Inside the Engine: Agents, the PSUB Scheduler, and the Gymnasium Wrapper

Post 1 said what the engine is. Post 2 said why it forks real mainnet. This post says where — where to look when you want to add a new agent, wire a new protocol adapter, expose a new RL surface, or add a new validation gate.

The whole engine fits on one page. We'll walk it bottom-up, because the bottom is the part that earns the credibility everything else inherits.

The layer map

┌─────────────────────────────────────────────────────────────────┐
│  cli.py                Typer CLI surface                        │
│  (run / train / report / demo / validate / replay)              │
└──────┬──────────────────────────────┬───────────────────────────┘
       │                              │
       │                              ▼
       │                    ┌─────────────────────┐
       │                    │  rl/                │
       │                    │  Ray RLlib + Modal  │
       │                    └──────────┬──────────┘
       │                               │
       │       ┌─────────────────────────┐
       └──────▶│  scenarios/  YAML +     │◀┘
               │  builder + registry     │
               └────────────┬────────────┘
                            │
                            ▼
               ┌─────────────────────────┐
               │  gym_env/  Gym wrappers │
               └────────────┬────────────┘
                            │
                            ▼
               ┌─────────────────────────┐
               │  sim/  state +          │
               │  scheduler + runner     │
               │  (PSUB, DuckDB persist) │
               └────────────┬────────────┘
                            │
       ┌──────────────────┼──────────────────┐
       ▼                  ▼                  ▼
┌────────────┐   ┌────────────────┐   ┌──────────────────┐
│ agents/    │   │ protocols/     │   │ replay/          │
│ Agent ABC  │   │ Aave V3, Spark │   │ Quoter validator │
│ + refs     │   │ Compound, Curve│   │ + historical-tx  │
└────────────┘   └────────────────┘   └──────────────────┘
                          │
                          ▼
             ┌─────────────────────────┐
             │  evm/  Fork wrapper +    │
             │  SnapshotRegistry +      │
             │  ABI helpers             │
             └────────────┬────────────┘
                          │
                          ▼
                     pyrevm.EVM
                          │
                          ▼
                  Alchemy fork RPC

The arrows are calls, not data. Lower layers do not call upward. That single invariant is what keeps the architecture from rotting — the gym env can be swapped without touching the EVM kernel, the EVM kernel can grow without touching the agents.

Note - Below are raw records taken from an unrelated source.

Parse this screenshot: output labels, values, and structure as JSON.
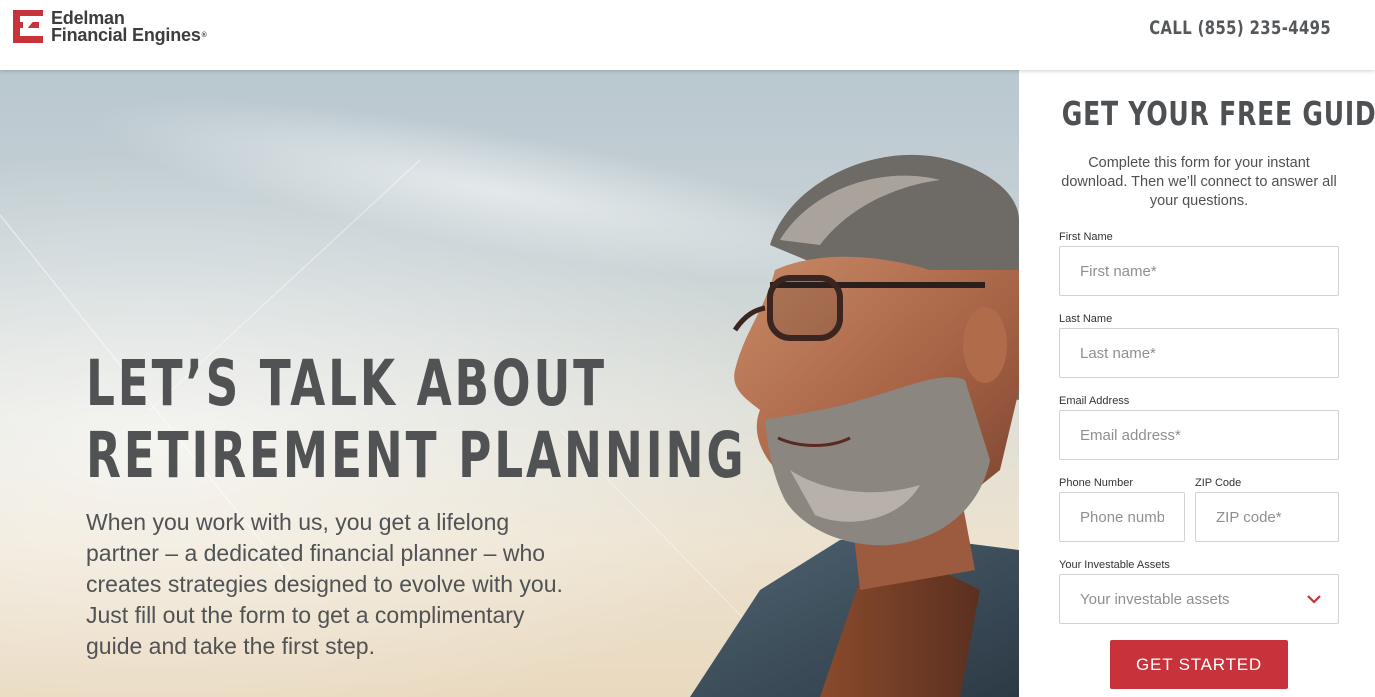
{
  "header": {
    "logo_line1": "Edelman",
    "logo_line2": "Financial Engines",
    "logo_reg": "®",
    "call_text": "CALL (855) 235-4495"
  },
  "hero": {
    "title_line1": "LET’S TALK ABOUT",
    "title_line2": "RETIREMENT PLANNING",
    "body": "When you work with us, you get a lifelong partner – a dedicated financial planner – who creates strategies designed to evolve with you. Just fill out the form to get a complimentary guide and take the first step."
  },
  "form": {
    "title": "GET YOUR FREE GUIDE",
    "description": "Complete this form for your instant download. Then we’ll connect to answer all your questions.",
    "first_name": {
      "label": "First Name",
      "placeholder": "First name*",
      "value": ""
    },
    "last_name": {
      "label": "Last Name",
      "placeholder": "Last name*",
      "value": ""
    },
    "email": {
      "label": "Email Address",
      "placeholder": "Email address*",
      "value": ""
    },
    "phone": {
      "label": "Phone Number",
      "placeholder": "Phone number*",
      "value": ""
    },
    "zip": {
      "label": "ZIP Code",
      "placeholder": "ZIP code*",
      "value": ""
    },
    "assets": {
      "label": "Your Investable Assets",
      "selected": "Your investable assets"
    },
    "submit_label": "GET STARTED"
  },
  "colors": {
    "brand_red": "#c8333b",
    "text_gray": "#505254"
  },
  "icons": {
    "logo": "edelman-logo-icon",
    "chevron": "chevron-down-icon"
  }
}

The EVM kernel — `mayavi/evm/`

The bottom of the stack. Fork wraps pyrevm.EVM, adds a SnapshotRegistry for journaled rollback, and exposes the ABI helpers every higher layer uses. The frozen-fork snapshot path (Fork.dump_snapshot(path) / Fork.load_snapshot(path)) is the workhorse for RPC-free RL training: one warm rollout populates pyrevm's journal, we serialize the touched-account + slot set to a versioned JSON file, and subsequent PPO training loads that snapshot offline. Zero RPC during training, and v1↔v2 reward parity intact.

Touch this layer when you add a low-level operation, tighten fork-state safety, or regenerate the snapshot because the contract surface widened.

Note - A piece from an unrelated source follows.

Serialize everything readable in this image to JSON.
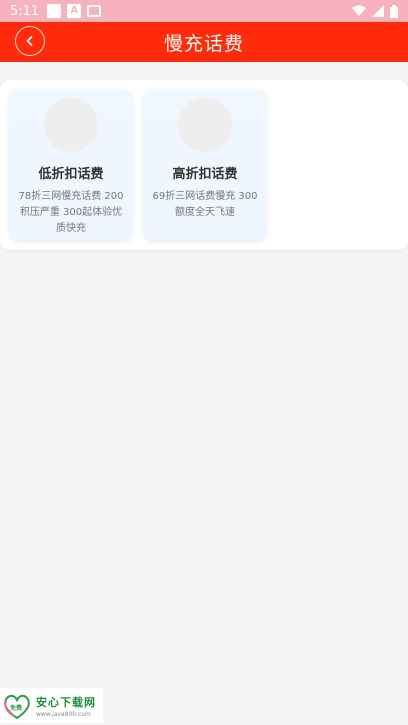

The protocol adapters — `mayavi/protocols/`

Thin Python wrappers that take a Fork and expose protocol-level helpers (supply, borrow, repay, liquidate, swap). Four adapters today: Aave V3, SparkLend (an Aave V3 fork — see Post 6 for why the adapter is a 30-line SparkAccount(AaveAccount)), Compound V3 / Comet, and Curve StableSwap. Each adapter encodes calldata, calls Fork.call for static reads and Fork.send for state mutations, and decodes return values. Never pokes _evm directly — that's the protocol-rule contract.

Touch this layer when you wire a new on-chain protocol into the engine.

Replay validation — `mayavi/replay/`

The Quoter bit-exact validator (tests/replay/test_eigen_incident.py) and the historical-tx replay scanner. The Quoter path was explained in Post 2. The historical scanner walks a block range and replays specific transactions; it's how the ENA vesting cliff replay works (see Post 12).

Touch this layer when you add a new validation gate or named-incident replay.

Agents — `mayavi/agents/`

The Agent ABC is small enough to fit in two screens:

class Agent(ABC):
    @abstractmethod
    def step(self, state: WorldState, step_idx: int) -> StepResult:
        ...

Reference subclasses today: BorrowerAgent, LiquidatorAgent, VestingRecipientAgent, OracleShockAgent, CurveBorrowerAgent, plus the per-protocol concrete classes (AaveAccount, SparkAccount, CompoundV3Account).

Adding a new behaviour is one file under agents/, a build_* factory under scenarios/, and (if you want to train it) a gymnasium.Env subclass under gym_env/.

The simulation layer — `mayavi/sim/`

Three components: WorldState, Scheduler, Runner.

WorldState is the per-run carrier object — it holds the Fork, the agent population, the MarketSnapshotHook, the per-step actions log, and the random.Random seeded from scenario.seed. The state object passes by reference; every layer above the EVM treats it as the canonical handle to "what is happening in this run."

Scheduler is the PSUB-style (Partial Sub-step) loop. Every step iterates over registered agents, calls each agent's step(), persists the resulting Action rows, runs hooks, and advances time. The scheduler has a halt_on_exception mode used by the determinism gate (Post 2) and a default swallow-and-record mode for production runs.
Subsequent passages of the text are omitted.